Swallowing hard, he leaned back and drew his tail away.
“About last night…”
“Business is business. I know,”
Charlie said.
It stung to put it that way, but she was right. He’d sold himself for years in the bullpens and auctions. Was this really any different? The privilege of the Hunt, but still shackled. Bought and sold for a play on the war table. It was all an advenan was good for. Novak bore the ache under his plume mail, moving on like it was nothing. Like he always did.
He lifted a large white bag from his duffel and opened it with his claw. The scent of hefi, the Union’s favorite hot beverage, filled the room. Charlie leaned in over his ears to get a look at the orange, earthy powder.
“This is sakharel,”
he explained.
“It’s used to make hefi, a universal version of your kauphee. Potent, served hot, strong aroma. It also has a lot of nitrogen in it that can cover up our mingled scent.”
“We smell like each other?”
Novak looked up at her rosy cheeks and his cock thumped desperately. He licked his fangs, swallowing down venom that had given her a twinge of him in her aroma and that same blissed out expression less than a day ago.
“Hjarna aren’t a scenting species, but they’re not the only ones that will be there. Most hjarna security details are mixed species, and pretty much everyone else will be able to smell us, one way or another.”
He poured a spoonful of the powder into his palm and rubbed them together, then scrubbed around his face and brow, careful to avoid direct contact with his colear?. The powder dropped off him to the floor.
Charlie took some too, rubbing it between her index finger and thumb. She brushed it away and, satisfied that it didn’t stain her pale skin, took more to rub over her hands and arms. Then she smelled her own wrist and hummed.
“Smells like autumn,”
she mused, wriggling her hips. His eyes glued to the crutch of her thighs at level with his snout and stilled, afraid to breathe. Her edges crackled, the magenta tint of her chemia filling the room.
“Rub it… everywhere?”
Charlie stood and waved her hand vaguely over her groin.
“Yes.”
“You got it.”
Novak stood, breathing in as his eyes closed.
“Take the bag,”
he rasped.
“I have another.”
She gave him a cheeky salute, took her bag of ground sakharel, and sidled around him. Novak remained there like a stone, his muzzle angled towards the top of her head as she brushed by.

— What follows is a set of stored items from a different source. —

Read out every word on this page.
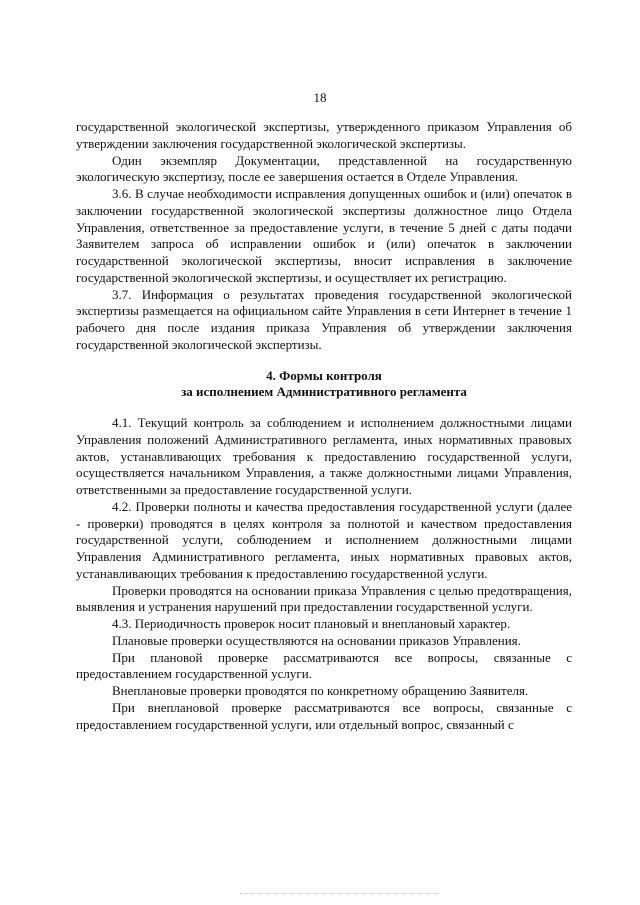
18

государственной экологической экспертизы, утвержденного приказом Управления об утверждении заключения государственной экологической экспертизы.

Один экземпляр Документации, представленной на государственную экологическую экспертизу, после ее завершения остается в Отделе Управления.

3.6. В случае необходимости исправления допущенных ошибок и (или) опечаток в заключении государственной экологической экспертизы должностное лицо Отдела Управления, ответственное за предоставление услуги, в течение 5 дней с даты подачи Заявителем запроса об исправлении ошибок и (или) опечаток в заключении государственной экологической экспертизы, вносит исправления в заключение государственной экологической экспертизы, и осуществляет их регистрацию.

3.7. Информация о результатах проведения государственной экологической экспертизы размещается на официальном сайте Управления в сети Интернет в течение 1 рабочего дня после издания приказа Управления об утверждении заключения государственной экологической экспертизы.

4. Формы контроля
за исполнением Административного регламента

4.1. Текущий контроль за соблюдением и исполнением должностными лицами Управления положений Административного регламента, иных нормативных правовых актов, устанавливающих требования к предоставлению государственной услуги, осуществляется начальником Управления, а также должностными лицами Управления, ответственными за предоставление государственной услуги.

4.2. Проверки полноты и качества предоставления государственной услуги (далее - проверки) проводятся в целях контроля за полнотой и качеством предоставления государственной услуги, соблюдением и исполнением должностными лицами Управления Административного регламента, иных нормативных правовых актов, устанавливающих требования к предоставлению государственной услуги.

Проверки проводятся на основании приказа Управления с целью предотвращения, выявления и устранения нарушений при предоставлении государственной услуги.

4.3. Периодичность проверок носит плановый и внеплановый характер.

Плановые проверки осуществляются на основании приказов Управления.

При плановой проверке рассматриваются все вопросы, связанные с предоставлением государственной услуги.

Внеплановые проверки проводятся по конкретному обращению Заявителя.

При внеплановой проверке рассматриваются все вопросы, связанные с предоставлением государственной услуги, или отдельный вопрос, связанный с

At the last second, he grabbed her arm, breathing her in like his lungs were a cavern. He filled every nook of his insides with her, until there was no room left.
“I’m not going to disappear on the ship,”
she attempted to tease. It came out breathless, and potent moisture dotted her neck behind her ear. Novak wanted to lick it away.
“You never know,”
he purred, dropping her arm.
As soon as the door whispered shut behind her, Novak rubbed his nose into his sheets with a snarl of frustration.